Because of my brutal new schedule (really, it feels that way) I can’t write long blog posts at the moment, so I will just talk about what William and I are using for reading class right now. It’s Roads to Follow, the third grade book from The New Cathedral Basic Readers series. (William is in fourth grade, but doesn’t read aloud as well as he should. We are reading much more each day than he would in school, and thus will finish the third and fourth grade readers at least this year.)
Roads to Follow was published in 1964. I got my copy at St. Joseph School when I was a pupil there. We may have read from it occasionally, and from some of the other books I have, when we ran out of stories in the Keys to Reading series which were used the entire time I was there (more on those excellent books later–nowadays they seem to switch series every time you turn around). But the reason I have the book is that it was discarded. I remember a big cart full of books sitting in the hallway at school, free for the taking. While it’s sad–a tragedy, really–that these Catholic classics are no longer being used in our Catholic schools, I am so glad I got them and have kept them all these years.
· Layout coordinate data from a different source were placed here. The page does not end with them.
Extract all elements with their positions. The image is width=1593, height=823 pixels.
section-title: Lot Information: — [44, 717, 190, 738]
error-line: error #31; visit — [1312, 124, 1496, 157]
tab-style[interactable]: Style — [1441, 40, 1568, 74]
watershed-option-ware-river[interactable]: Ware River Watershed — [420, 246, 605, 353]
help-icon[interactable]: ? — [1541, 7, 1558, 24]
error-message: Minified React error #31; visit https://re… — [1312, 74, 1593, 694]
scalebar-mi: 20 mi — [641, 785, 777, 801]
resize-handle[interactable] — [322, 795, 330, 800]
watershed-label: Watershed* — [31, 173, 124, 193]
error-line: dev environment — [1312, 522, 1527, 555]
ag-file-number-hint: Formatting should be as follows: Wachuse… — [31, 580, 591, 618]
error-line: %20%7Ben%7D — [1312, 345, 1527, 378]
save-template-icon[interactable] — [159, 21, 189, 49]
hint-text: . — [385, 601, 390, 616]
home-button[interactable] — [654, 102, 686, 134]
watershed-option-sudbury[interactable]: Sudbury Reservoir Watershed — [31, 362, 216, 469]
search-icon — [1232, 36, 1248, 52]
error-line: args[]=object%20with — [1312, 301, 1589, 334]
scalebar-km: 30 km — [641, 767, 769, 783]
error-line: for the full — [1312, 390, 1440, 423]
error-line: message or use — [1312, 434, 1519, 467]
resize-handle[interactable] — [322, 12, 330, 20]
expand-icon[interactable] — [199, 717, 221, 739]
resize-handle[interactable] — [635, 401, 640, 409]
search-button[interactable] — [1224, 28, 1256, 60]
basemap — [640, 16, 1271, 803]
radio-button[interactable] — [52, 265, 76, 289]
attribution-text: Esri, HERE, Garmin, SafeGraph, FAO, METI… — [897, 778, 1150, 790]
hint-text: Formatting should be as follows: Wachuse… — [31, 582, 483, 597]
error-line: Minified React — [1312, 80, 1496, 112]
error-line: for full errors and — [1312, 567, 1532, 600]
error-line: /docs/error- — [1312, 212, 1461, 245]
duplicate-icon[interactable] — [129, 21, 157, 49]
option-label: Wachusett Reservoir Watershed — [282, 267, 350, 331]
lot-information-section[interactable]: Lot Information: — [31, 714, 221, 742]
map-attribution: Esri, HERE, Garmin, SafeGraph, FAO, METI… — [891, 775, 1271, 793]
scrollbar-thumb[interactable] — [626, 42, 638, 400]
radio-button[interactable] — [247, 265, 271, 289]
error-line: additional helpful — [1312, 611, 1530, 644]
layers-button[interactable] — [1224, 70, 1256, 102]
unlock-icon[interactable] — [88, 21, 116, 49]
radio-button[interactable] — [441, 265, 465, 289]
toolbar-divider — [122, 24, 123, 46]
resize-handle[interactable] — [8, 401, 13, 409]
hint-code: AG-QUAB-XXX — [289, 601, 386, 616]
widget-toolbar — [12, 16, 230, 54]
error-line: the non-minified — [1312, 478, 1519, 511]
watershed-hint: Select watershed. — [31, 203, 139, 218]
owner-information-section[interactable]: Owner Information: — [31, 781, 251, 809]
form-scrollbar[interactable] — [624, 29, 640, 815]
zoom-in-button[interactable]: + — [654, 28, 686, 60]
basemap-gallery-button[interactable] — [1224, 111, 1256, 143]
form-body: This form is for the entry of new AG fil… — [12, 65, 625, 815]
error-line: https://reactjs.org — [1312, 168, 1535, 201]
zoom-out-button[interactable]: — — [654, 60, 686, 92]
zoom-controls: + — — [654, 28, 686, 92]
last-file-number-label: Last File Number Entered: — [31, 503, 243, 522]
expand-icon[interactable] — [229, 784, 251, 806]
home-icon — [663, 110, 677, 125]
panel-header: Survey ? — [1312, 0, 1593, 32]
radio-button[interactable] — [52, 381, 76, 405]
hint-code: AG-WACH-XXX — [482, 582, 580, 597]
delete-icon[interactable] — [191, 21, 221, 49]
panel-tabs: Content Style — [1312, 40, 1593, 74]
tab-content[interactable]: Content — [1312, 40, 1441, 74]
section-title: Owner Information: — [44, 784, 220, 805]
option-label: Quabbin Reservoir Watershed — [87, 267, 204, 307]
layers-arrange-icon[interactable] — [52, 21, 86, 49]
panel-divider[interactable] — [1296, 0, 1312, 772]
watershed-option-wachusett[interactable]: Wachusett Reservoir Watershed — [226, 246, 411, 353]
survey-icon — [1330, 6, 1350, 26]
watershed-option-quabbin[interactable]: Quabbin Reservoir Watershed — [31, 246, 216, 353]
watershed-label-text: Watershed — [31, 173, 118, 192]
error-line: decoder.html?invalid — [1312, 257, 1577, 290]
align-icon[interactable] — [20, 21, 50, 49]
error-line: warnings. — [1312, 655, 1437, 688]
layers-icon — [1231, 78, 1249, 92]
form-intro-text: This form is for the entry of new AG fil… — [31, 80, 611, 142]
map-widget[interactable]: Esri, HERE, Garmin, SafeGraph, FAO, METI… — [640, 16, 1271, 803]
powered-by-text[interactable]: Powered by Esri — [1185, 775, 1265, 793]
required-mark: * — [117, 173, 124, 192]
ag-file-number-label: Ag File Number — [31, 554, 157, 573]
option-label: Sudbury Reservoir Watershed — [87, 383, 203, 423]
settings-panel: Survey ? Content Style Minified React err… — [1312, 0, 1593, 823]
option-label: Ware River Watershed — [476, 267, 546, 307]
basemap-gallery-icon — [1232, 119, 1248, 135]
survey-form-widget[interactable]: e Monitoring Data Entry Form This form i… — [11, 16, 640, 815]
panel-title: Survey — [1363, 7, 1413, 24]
You see, Catholic schools no longer use specifically Catholic textbooks. Some of these classics have been reprinted specifically for use by Catholic homeschoolers, but apparently they fell out of use in parochial schools because the schools could not use the government money they accepted to purchase them. When I was a child, I recall our English books having specifically Catholic references as well.
The stories in these books are engaging and William enjoys them. Some of them were written especially for the series; some are excerpted from children’s novels (like Carolyn Hayward’s Betsy series). There are poems–even one of my favorites by J.R.R. Tolkien! While the stories reflect a certain fifties sensibility–boys playing baseball in vacant lots, mothers baking in the kitchens, little girls shopping, fathers working in the city–they are surprisingly multi-cultural in an unselfconscious way–there are Asian, African-American, and Hispanic families; children living with a grandparent or only a mother; families formed by adoption.
But the best thing about the book is it is overtly Catholic. Most of the teachers are sisters.
One of today’s stories was about a baptism; another was about a little boy who longed to serve at Mass despite his young age. I love that William can learn about his faith at the same time he is practicing his reading.